Okuduğum romandaki masum gibi gözüken ama hayali gözümden gitmeyen sahneler ruhumda ve bedenimde ne gibi bir inkılaba sebep oldu? Ben falan şahsın aile durumunu özel durumunu kurcalayıp sağda solda bunun derdindeyken bir başkası benim haberim olmadan arkamdan bunları yaparsa ben neler hissederim? Biri falanca kişinin ardından iftira attı bu kulaklar tüyü dahi kıpırdamadan dinledi; aynı şey bana yapılsaydı…” Ardından kendi ile alakadar ikinci önemli daire gelir. AİLE: “Ben falan kahvehanede nutuk atıp, vatan kurtarma derdinde ve lafla peynir gemisi yürütme makamındayken çocuğum ne halde kimlerle arkadaşlık ediyor ders dışında neler okuyor neler izliyor? Ona okul dışında maddi ve manevi yönlerde gelişmesi adına neler yaptım bunlar yeterli mi daha neler yapabilirim? Ve ARKADAŞ: “Kendisiyle gezdim tozdum eğlendim ama bunlar dışında bir defa olsun bu arkadaşımla ciddi anlamda bir beraberlik tesis edebildim mi? Ruh dünyasına nüfuz edip ne gibi derdi sıkıntısı var ilgilendim mi yoksa benim onunla arkadaşlığım kabir kapısına kadar mı?”

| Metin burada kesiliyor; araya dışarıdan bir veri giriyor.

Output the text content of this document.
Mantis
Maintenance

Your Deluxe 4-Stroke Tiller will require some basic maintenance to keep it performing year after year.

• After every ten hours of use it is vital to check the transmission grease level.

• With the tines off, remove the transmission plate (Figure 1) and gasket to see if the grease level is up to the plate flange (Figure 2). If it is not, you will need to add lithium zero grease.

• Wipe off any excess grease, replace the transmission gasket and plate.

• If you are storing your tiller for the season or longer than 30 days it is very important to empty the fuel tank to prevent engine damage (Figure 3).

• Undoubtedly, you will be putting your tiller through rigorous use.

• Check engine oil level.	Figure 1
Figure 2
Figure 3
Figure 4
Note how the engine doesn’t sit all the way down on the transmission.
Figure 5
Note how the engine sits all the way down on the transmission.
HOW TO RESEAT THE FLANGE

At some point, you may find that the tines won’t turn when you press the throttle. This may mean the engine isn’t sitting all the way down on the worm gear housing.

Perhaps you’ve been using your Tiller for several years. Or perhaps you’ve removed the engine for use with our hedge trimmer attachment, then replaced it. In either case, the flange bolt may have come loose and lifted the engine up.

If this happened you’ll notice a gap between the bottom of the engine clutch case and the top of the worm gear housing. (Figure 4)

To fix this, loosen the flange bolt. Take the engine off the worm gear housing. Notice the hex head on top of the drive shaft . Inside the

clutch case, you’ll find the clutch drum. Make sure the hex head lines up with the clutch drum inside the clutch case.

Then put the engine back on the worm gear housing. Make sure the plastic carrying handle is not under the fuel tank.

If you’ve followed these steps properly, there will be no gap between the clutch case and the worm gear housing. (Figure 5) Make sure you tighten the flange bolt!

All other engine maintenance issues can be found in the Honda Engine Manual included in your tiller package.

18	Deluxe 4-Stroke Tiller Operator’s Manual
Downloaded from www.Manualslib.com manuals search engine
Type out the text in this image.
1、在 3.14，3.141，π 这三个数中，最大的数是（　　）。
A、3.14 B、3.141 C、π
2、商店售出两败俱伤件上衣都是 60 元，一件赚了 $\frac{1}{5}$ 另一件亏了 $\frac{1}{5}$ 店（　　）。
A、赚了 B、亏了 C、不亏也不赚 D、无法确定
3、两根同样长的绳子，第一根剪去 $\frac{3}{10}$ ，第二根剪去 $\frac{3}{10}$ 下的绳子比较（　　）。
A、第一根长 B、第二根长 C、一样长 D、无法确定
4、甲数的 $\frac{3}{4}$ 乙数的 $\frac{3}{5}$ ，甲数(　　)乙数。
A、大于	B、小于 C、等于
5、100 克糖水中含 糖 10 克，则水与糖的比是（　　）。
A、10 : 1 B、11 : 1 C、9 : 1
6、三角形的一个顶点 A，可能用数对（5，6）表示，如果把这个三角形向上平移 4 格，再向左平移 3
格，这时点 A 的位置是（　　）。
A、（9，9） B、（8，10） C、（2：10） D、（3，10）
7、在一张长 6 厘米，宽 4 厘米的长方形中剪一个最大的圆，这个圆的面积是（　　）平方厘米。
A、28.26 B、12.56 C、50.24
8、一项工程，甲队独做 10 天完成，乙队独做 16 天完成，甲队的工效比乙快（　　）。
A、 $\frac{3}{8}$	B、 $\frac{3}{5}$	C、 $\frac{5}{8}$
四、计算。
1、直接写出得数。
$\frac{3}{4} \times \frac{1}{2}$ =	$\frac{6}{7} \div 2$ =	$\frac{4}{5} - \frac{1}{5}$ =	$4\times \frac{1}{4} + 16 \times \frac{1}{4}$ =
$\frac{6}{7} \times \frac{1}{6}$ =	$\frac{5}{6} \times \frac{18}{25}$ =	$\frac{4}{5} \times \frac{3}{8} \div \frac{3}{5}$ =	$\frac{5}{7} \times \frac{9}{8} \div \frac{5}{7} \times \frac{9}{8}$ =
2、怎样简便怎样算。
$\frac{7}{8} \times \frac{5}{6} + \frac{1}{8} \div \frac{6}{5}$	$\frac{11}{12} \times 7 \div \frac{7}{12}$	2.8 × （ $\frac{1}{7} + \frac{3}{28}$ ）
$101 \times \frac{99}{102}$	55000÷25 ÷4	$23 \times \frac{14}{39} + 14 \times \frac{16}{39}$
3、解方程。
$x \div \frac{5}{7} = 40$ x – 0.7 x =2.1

Biz sadece meseleyle alakadar üç daire üzerinde durduk. Açıkladık diyemem çünkü; bu iş çok cilt götürür. En azından Bir şeylere kapı aralayabildiysek ne mutlu. Bizim toplumumuz siyasetle ilgili çözüm üretmeyen verip veriştiren yazarlara öyle alışmış ki şimdi benden “İyi de siyasi daire, futbol takımları, mitingler, propagandalar, magazinde özlenen hayat hangi daireye düşüyor.” diye sorabilirler. Biz de bir zaman cevap verenin verdiği cevapla yetinerek yazıyı noktalayalım:
“Ömür sermayesi pek azdır; lüzumlu işler pek çoktur. Birbiri içinde mütedahil daireler gibi, her insanın kalb ve mide dairesinden ve ceset ve hane dairesinden, mahalle ve şehir dairesinden ve vatan ve memleket dairesinden ve küre-i arz ve nev-i beşer dairesinden tut, tâ zîhayat ve dünya dairesine kadar, birbiri içinde daireler var. Her bir dairede, her bir insanın bir nevi vazifesi bulunabilir. Fakat en küçük dairede en büyük ve ehemmiyetli ve daimi vazife var. Ve en büyük dâirede en küçük ve muvakkat arasıra vazife bulunabilir. Bu kıyasla, küçüklük ve büyüklük makûsen mütenasip vazifeler bulunabilir. Fakat büyük dairenin câzibedarlığı cihetiyle küçük dairedeki lüzumlu ve ehemmiyetli hizmeti bıraktırıp lüzumsuz, mâlâyani ve âfâkî işlerle meşgul eder. Sermaye-i hayatını boş yerde imha eder. O kıymettar ömrünü kıymetsiz şeylerde öldürür. Ve bazen bu harp boğuşmalarını merakla takip eden, bir tarafa kalben taraftar olur. Onun zulümlerini hoş görür, zulmüne şerik olur.”